In 2000, Jon Kenny was diagnosed with Hodgkin’s disease. Obviously, Pat’s first concern was for the health of his friend (Kenny has since recovered). But he also had to face up to certain professional difficulties. To this point, he had done little without his comic partner. While Jon was receiving treatment, Pat was forced to think hard about the direction of his career. He knocked together some solo material and he began contemplating acting work.

Throughout our conversation, he frequently returns to his experiences making Garage. He feels this was where he proved something to the public about his abilities as a straight actor. Directors took note too. He is now in a very happy position: he is respected and he is also (in Ireland anyway) a box-office draw. A hit at the recent Galway Film Fleadh, Life's a Breeze shows his talent to good advantage.

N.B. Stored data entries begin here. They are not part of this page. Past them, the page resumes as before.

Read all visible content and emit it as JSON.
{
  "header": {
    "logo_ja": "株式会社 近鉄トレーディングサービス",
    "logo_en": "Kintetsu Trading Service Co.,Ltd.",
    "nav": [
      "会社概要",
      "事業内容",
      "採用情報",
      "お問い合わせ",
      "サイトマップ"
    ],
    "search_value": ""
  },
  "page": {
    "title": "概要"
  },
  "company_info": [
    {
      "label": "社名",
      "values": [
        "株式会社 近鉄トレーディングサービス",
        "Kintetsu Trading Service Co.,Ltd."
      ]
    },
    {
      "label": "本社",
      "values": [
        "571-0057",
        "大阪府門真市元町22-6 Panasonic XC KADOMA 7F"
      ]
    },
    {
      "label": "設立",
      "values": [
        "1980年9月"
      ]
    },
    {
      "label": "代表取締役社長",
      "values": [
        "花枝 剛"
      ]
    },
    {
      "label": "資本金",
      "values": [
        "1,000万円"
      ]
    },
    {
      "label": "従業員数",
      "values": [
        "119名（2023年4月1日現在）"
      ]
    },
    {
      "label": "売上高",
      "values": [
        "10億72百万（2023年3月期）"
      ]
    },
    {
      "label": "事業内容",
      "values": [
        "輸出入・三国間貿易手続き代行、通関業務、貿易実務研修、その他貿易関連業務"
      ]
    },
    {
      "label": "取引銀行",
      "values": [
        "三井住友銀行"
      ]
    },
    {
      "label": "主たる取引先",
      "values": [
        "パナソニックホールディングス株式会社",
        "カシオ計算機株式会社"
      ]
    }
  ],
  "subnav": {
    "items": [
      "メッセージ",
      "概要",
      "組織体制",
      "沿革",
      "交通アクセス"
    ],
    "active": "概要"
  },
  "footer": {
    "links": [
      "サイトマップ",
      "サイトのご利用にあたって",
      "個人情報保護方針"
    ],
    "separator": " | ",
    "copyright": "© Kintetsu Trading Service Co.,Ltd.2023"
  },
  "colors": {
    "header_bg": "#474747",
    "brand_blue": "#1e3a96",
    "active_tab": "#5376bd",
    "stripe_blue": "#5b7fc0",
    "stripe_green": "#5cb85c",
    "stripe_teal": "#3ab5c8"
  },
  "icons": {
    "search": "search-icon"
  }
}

"It reminds me of the Roddy Doyle comedies that came out of another recession. Everybody is scraping around," he says. "People are losing their jobs – that kind of vibe. We are looking for the lotto ticket that will solve everyone's problem. But it's also about the relationship between a grandmother and her granddaughter."

Shortt seems to have a busy emotional and professional hinterland. He has a pub in Co Cork which – shooting schedules permitting – he visits once a week. Solidly married, he now lives in the picturesque town of Castleconnell, not far from Limerick City. I imagine the family keep his feet on the ground.

“Oh they do of course,” he says with a mighty chortle. “I have very good friends there. I am not a celebrity when I walk into the pub. I am a local. Maybe if I was living in Dublin it would be different. I drop the kids into school and pick them up from GAA like any other parent. It just becomes the norm.”

I think we have to call him a National Treasure. Don’t you?